Puis il se permit de déformer les reflets, allongeant (peu de gens s’en  aperçurent alors) ou élargissant les reflets, (il constata un net raccourcissement du temps de pose devant sa glace à cette période, et les chamailleries autour du temps d’occupation de la salle de bains en furent d’autant réduites).

Mais ce n’était pas suffisant, on ne lui prêtait toujours pas d’attention, alors il choisit d’aller plus loin, de déroger aux lois universelles de la déontologie de l’optique et de la miroiterie réunies. Il se mit à créer des reflets, à tricher sur les images, à inventer ses réponses au monde réel. Il commença par « oublier » des détails, une boucle d’oreille par ci, une mèche par là… Puis il en rajouta : des boutons sur des nez (quel vent de panique ne provoqua t-il pas !), du rouge à lèvre sur des bouches qui n’en avaient jamais vu , (Ah l’air inquiet du père de famille un lendemain de bamboche quand il avait frotté et refrotté ses lèvres trop roses à son goût, ou l’air ravi de la petite dernière qui se croyait à carnaval…).

Cependant, le plus souvent les gens ne s’apercevaient pas des changements opérés dans leur reflet. Ils étaient trop pressés, ne se regardaient pas vraiment,  utilisant le miroir juste pour vérifier un détail ou l’aspect général de leur tenue…

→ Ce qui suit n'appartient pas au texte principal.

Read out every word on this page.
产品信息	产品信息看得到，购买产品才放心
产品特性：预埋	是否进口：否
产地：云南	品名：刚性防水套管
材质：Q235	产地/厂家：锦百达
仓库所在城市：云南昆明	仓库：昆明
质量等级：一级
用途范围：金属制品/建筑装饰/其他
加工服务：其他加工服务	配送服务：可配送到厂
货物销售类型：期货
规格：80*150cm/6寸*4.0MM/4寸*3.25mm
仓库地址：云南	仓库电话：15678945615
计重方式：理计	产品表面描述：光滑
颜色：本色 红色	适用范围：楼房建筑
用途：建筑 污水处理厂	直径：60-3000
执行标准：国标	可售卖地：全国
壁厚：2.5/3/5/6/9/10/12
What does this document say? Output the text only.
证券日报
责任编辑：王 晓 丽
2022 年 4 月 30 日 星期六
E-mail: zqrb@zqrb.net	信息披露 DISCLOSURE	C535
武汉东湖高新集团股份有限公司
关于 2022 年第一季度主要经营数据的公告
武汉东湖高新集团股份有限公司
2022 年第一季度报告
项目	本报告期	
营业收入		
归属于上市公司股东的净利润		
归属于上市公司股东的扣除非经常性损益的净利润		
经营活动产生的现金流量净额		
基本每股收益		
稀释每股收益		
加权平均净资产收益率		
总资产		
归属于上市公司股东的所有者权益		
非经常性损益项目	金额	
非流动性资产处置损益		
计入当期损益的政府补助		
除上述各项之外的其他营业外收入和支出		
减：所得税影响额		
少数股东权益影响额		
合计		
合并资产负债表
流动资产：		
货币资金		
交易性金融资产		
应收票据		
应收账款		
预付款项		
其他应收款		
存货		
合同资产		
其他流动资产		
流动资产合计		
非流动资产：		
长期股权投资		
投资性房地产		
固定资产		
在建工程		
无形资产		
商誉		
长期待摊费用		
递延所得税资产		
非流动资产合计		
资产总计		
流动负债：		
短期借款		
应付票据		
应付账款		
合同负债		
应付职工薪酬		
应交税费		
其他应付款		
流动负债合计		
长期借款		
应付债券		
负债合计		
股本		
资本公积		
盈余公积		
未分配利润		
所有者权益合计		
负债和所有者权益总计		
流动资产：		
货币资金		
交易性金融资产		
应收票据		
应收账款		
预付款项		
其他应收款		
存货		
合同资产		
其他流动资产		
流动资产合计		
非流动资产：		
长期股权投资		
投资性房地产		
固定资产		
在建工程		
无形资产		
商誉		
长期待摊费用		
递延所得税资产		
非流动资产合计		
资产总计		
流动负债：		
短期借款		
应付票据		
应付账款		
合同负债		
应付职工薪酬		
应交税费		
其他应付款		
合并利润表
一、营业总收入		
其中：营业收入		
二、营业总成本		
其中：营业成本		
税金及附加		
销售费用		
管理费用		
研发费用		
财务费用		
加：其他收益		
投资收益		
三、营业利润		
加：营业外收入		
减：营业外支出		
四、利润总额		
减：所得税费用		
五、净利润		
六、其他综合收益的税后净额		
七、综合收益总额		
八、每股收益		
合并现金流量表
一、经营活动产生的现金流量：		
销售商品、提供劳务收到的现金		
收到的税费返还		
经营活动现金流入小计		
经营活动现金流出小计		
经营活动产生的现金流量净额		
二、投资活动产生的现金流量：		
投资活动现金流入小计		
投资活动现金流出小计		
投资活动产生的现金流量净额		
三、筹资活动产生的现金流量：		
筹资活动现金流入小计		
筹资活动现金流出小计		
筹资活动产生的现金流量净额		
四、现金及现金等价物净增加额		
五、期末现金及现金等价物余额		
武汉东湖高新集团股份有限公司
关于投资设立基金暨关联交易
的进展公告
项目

Alors c’est là que le miroir se mit à « décompenser » sérieusement, il échangea les reflets. Monsieur se pointait dans la salle de bain ? C’est Madame qu’il apercevait en face de lui, et il se retournait : « Ah, Tu es là chérie ? » ; mais personne derrière lui… Si c’était le jeune homme, qui arrivait pour se coiffer en vitesse avant de filer attraper son bus le matin, le miroir lui renvoyait l’image de son père. Le plus souvent l’ado n’y faisait pas attention, pas bien réveillé… Lorsque Madame arrivait devant la glace, le miroir prenait un malin plaisir à lui renvoyer l’image de sa mère venue dîner la veille et qui s’était « refait une beauté » devant lui pendant la soirée. La plaisanterie était cruelle, certes, mais assez jouissive.

Mais la jouissance n’était que de courte durée.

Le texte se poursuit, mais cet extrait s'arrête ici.